Todos os dias, quando André Louro sai de casa para levar os dois filhos à escola, faz questão de ouvir na TSF as informações sobre “o trânsito infernal” de Lisboa, enquanto conduz, sem pressas e de sorriso feito. “Dá-me um gozo tremendo”, confessa.

Há cinco anos, André e a mulher, Catarina Santana, decidiram mudar-se para o interior do distrito de Coimbra, para a pequena aldeia da Chanca, com 40 habitantes, onde só havia uma criança antes de chegarem. Para além da igreja e do parque infantil à entrada da localidade, a aldeia pode hoje dizer que também tem uma companhia profissional, que se prepara para apresentar espetáculos no Brasil e em Macau.

“Foi uma decisão de vida familiar à procura de melhor qualidade de vida”, diz à agência Lusa Catarina Santana.

André Louro aponta para o vale que se vê do terraço da casa. “As pessoas da aldeia lidam diariamente com esta beleza. Isso influi na maneira de ser das pessoas”, responde. A vista “dá uma escala” e um horizonte aberto, que numa cidade é entrecortado por prédios, argumenta.

“O tempo aqui é outro. Aqui, tenho outro tipo de tempo, outro tipo de espaço, outra relação com a comunidade, menos anónima, mais saudável”, sublinha Catarina Santana.

Depois de se mudarem para a Chanca no final de 2013, formalizaram a Companhia da Chanca, em 2015, e decidiram estrear o primeiro espetáculo, “O Sítio”, no terraço da sua casa, onde estiveram 80 pessoas – o dobro da população da aldeia.

“Foi um movimento de convívio e uma forma de agradecer aos vizinhos. Depois de dois anos a recebermos batatas, couves, ovos e galinhas, a melhor coisa a partilhar seria o investimento do nosso tempo”, frisa a atriz.

Durante os quase cinco anos na Chanca, já lhes perguntaram, com estranheza, sobre o porquê de se terem mudado para uma aldeia pequena no interior do distrito de Coimbra, quando ali “não há nada”.

“Se estamos a falar de oferta de bares ou de centros comerciais, sim, não há nada. Mas há tudo o resto”, frisa André Louro, socorrendo-se de um exemplo: “Eu já não sei o que é estar na fila de supermercado. Aqueles 20 minutos ali à espera desapareceram, mas se calhar se for comprar pão fico 20 minutos à conversa”.

Para o casal, a vivência neste ambiente também foi moldando a própria companhia que assume o seu lugar no próprio nome.

Viver na Chanca “influencia o processo criativo”.

“Ao estarmos numa escala muito mais pequena, ao vermos o mundo em ponto pequeno, abre-nos espaço e tempo para compreendermos melhor o mundo no seu sentido global”, argumenta Catarina.

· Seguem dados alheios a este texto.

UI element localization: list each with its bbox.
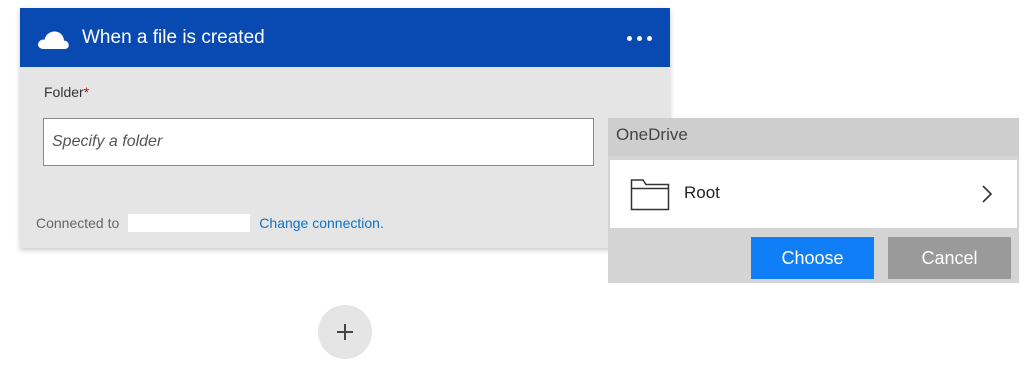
required-mark: *: [83, 84, 90, 100]
picker-title: OneDrive: [616, 125, 688, 144]
card-header[interactable]: When a file is created: [20, 8, 670, 67]
card-title: When a file is created: [82, 27, 265, 48]
folder-item-root[interactable]: Root: [610, 160, 1017, 228]
connection-row: Connected to Change connection.: [36, 214, 384, 232]
picker-header: OneDrive: [608, 118, 1019, 156]
folder-icon: [630, 179, 670, 211]
folder-input[interactable]: [43, 118, 594, 166]
folder-picker: OneDrive Root Choose Cancel: [608, 118, 1019, 283]
folder-item-label: Root: [684, 183, 720, 202]
cloud-icon: [38, 31, 69, 49]
add-step-button[interactable]: [318, 305, 372, 359]
folder-label-text: Folder: [44, 84, 84, 100]
more-dot: [646, 35, 652, 41]
chevron-right-icon[interactable]: [981, 184, 993, 204]
choose-button[interactable]: Choose: [751, 237, 874, 279]
connection-name: [128, 214, 251, 232]
cancel-button[interactable]: Cancel: [888, 237, 1011, 279]
change-connection-link[interactable]: Change connection.: [259, 214, 384, 232]
trigger-card: When a file is created Folder* Connected…: [20, 8, 670, 248]
more-dot: [626, 35, 632, 41]
connected-to-label: Connected to: [36, 215, 120, 231]
more-dot: [636, 35, 642, 41]
folder-label: Folder*: [44, 83, 89, 101]
plus-icon: [337, 324, 353, 340]
more-options-icon[interactable]: [618, 26, 660, 50]
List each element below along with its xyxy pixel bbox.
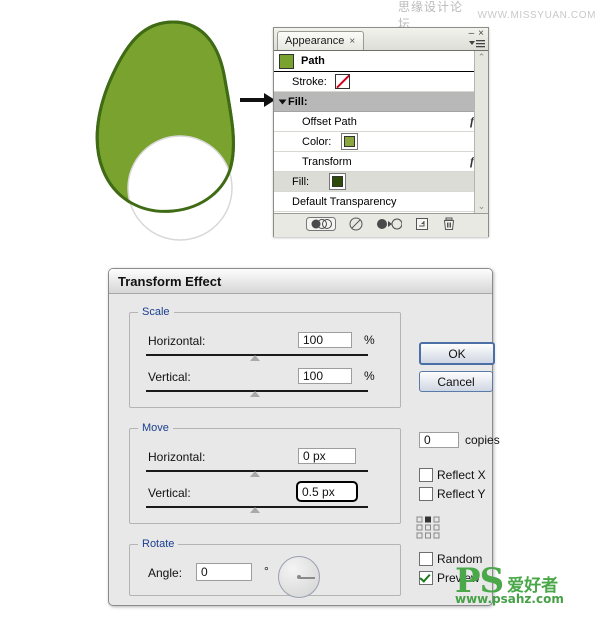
watermark-url-text: WWW.MISSYUAN.COM bbox=[477, 9, 596, 21]
tab-appearance-label: Appearance bbox=[285, 35, 345, 47]
duplicate-item-icon[interactable] bbox=[415, 217, 429, 234]
appearance-row-stroke[interactable]: Stroke: bbox=[274, 72, 488, 92]
rotate-angle-label: Angle: bbox=[148, 566, 183, 580]
reflect-y-checkbox[interactable]: Reflect Y bbox=[419, 487, 485, 501]
appearance-row-fill-group[interactable]: Fill: bbox=[274, 92, 488, 112]
appearance-row-label: Color: bbox=[302, 135, 332, 148]
appearance-row-label: Offset Path bbox=[302, 115, 357, 128]
fill-color-swatch[interactable] bbox=[341, 133, 359, 150]
cancel-button[interactable]: Cancel bbox=[419, 371, 493, 392]
checkbox-icon[interactable] bbox=[419, 552, 433, 566]
panel-scrollbar[interactable]: ⌃ ⌄ bbox=[474, 51, 488, 213]
avocado-shape-preview bbox=[85, 18, 275, 243]
appearance-row-label: Default Transparency bbox=[292, 195, 397, 208]
move-legend: Move bbox=[142, 422, 169, 434]
scale-legend: Scale bbox=[142, 306, 170, 318]
chevron-down-icon[interactable] bbox=[278, 99, 287, 104]
move-vertical-input[interactable] bbox=[296, 481, 358, 502]
move-horizontal-input[interactable] bbox=[298, 448, 356, 464]
psahz-logo: PS 爱好者 www.psahz.com bbox=[455, 564, 595, 614]
site-watermark: 思缘设计论坛 WWW.MISSYUAN.COM bbox=[398, 0, 596, 31]
transform-effect-dialog[interactable]: Transform Effect Scale Horizontal: % Ver… bbox=[108, 268, 500, 606]
stroke-none-swatch[interactable] bbox=[334, 74, 350, 89]
rotate-angle-input[interactable] bbox=[196, 563, 252, 581]
delete-item-icon[interactable] bbox=[442, 217, 456, 234]
appearance-row-path[interactable]: Path bbox=[274, 51, 488, 72]
copies-label: copies bbox=[465, 433, 500, 447]
scale-horizontal-label: Horizontal: bbox=[148, 334, 206, 348]
checkbox-icon[interactable] bbox=[419, 487, 433, 501]
tab-appearance[interactable]: Appearance × bbox=[277, 31, 365, 50]
appearance-row-transform[interactable]: Transform fx bbox=[274, 152, 488, 172]
new-art-basic-appearance-icon[interactable] bbox=[306, 217, 336, 234]
reflect-y-label: Reflect Y bbox=[437, 487, 486, 501]
move-vertical-slider[interactable] bbox=[146, 506, 368, 513]
appearance-row-label: Transform bbox=[302, 155, 352, 168]
ok-button[interactable]: OK bbox=[419, 342, 495, 365]
transform-anchor-grid[interactable] bbox=[416, 516, 440, 539]
fill2-color-swatch[interactable] bbox=[329, 173, 347, 190]
scale-vertical-unit: % bbox=[364, 369, 375, 383]
move-horizontal-label: Horizontal: bbox=[148, 450, 206, 464]
minimize-icon[interactable]: – bbox=[469, 29, 475, 39]
appearance-row-label: Stroke: bbox=[292, 75, 327, 88]
copies-input[interactable] bbox=[419, 432, 459, 448]
move-vertical-label: Vertical: bbox=[148, 486, 191, 500]
clear-appearance-icon[interactable] bbox=[349, 217, 363, 234]
logo-url-text: www.psahz.com bbox=[455, 592, 564, 606]
appearance-panel[interactable]: Appearance × – × Path Stroke: Fill: Offs… bbox=[273, 27, 489, 237]
scale-vertical-input[interactable] bbox=[298, 368, 352, 384]
appearance-row-offset-path[interactable]: Offset Path fx bbox=[274, 112, 488, 132]
scale-horizontal-input[interactable] bbox=[298, 332, 352, 348]
scroll-up-icon[interactable]: ⌃ bbox=[477, 53, 486, 62]
appearance-row-label: Fill: bbox=[288, 95, 308, 108]
reflect-x-checkbox[interactable]: Reflect X bbox=[419, 468, 486, 482]
move-horizontal-slider[interactable] bbox=[146, 470, 368, 477]
rotate-angle-unit: ° bbox=[264, 564, 269, 578]
rotate-group: Rotate Angle: ° bbox=[129, 538, 401, 598]
scroll-down-icon[interactable]: ⌄ bbox=[477, 202, 486, 211]
reflect-x-label: Reflect X bbox=[437, 468, 486, 482]
move-group: Move Horizontal: Vertical: bbox=[129, 422, 401, 524]
scale-vertical-label: Vertical: bbox=[148, 370, 191, 384]
appearance-item-list[interactable]: Path Stroke: Fill: Offset Path fx Color:… bbox=[274, 50, 488, 213]
appearance-row-color[interactable]: Color: bbox=[274, 132, 488, 152]
reduce-to-basic-appearance-icon[interactable] bbox=[376, 217, 403, 234]
close-icon[interactable]: × bbox=[478, 29, 484, 39]
scale-group: Scale Horizontal: % Vertical: % bbox=[129, 306, 401, 408]
rotate-legend: Rotate bbox=[142, 538, 175, 550]
panel-titlebar: Appearance × – × bbox=[274, 28, 488, 50]
checkbox-icon[interactable] bbox=[419, 468, 433, 482]
scale-horizontal-slider[interactable] bbox=[146, 354, 368, 361]
appearance-row-label: Path bbox=[301, 55, 325, 67]
close-icon[interactable]: × bbox=[349, 36, 355, 47]
checkbox-checked-icon[interactable] bbox=[419, 571, 433, 585]
white-circle-overlay bbox=[127, 135, 233, 241]
panel-menu-icon[interactable] bbox=[469, 39, 485, 49]
appearance-panel-toolbar[interactable] bbox=[274, 213, 488, 237]
appearance-row-fill-2[interactable]: Fill: bbox=[274, 172, 488, 192]
rotate-angle-dial[interactable] bbox=[278, 556, 320, 598]
scale-horizontal-unit: % bbox=[364, 333, 375, 347]
appearance-row-default-transparency[interactable]: Default Transparency bbox=[274, 192, 488, 212]
path-color-swatch[interactable] bbox=[279, 53, 294, 69]
dialog-title: Transform Effect bbox=[109, 269, 492, 294]
panel-window-buttons[interactable]: – × bbox=[469, 29, 484, 39]
dialog-body: Scale Horizontal: % Vertical: % Move Hor… bbox=[109, 294, 500, 604]
arrow-icon bbox=[240, 90, 276, 110]
scale-vertical-slider[interactable] bbox=[146, 390, 368, 397]
appearance-row-label: Fill: bbox=[292, 175, 310, 188]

Os dois entendem a aldeia como um espaço “muitíssimo inspirador”, tendo na casa um pequeno estúdio e um anexo onde vão recebendo outros artistas que trabalham com eles, numa espécie de residências artísticas.

Apesar de alguma dificuldade em por vezes vender o espetáculo a algumas autarquias por serem uma companhia sediada numa aldeia, têm conseguido levar as suas produções a vários pontos do país. O segundo espetáculo, “O Nome”, já conta com mais de 80 sessões e têm apresentações agendadas para o Brasil, no FestLuso, em Teresina, no final de agosto, e em Macau, também num festival, em setembro.

Em 2019, estreiam o próximo espetáculo, que deverá ser apresentado em primeira mão aos seus vizinhos que os abraçaram logo à chegada, com direito até a uma ida à adega provar a “pomada” local.

Depois de anos em Lisboa, mas também no estrangeiro, é pela aldeia que pretendem continuar a viver e a criar peças de teatro inspiradas por um tempo diferente.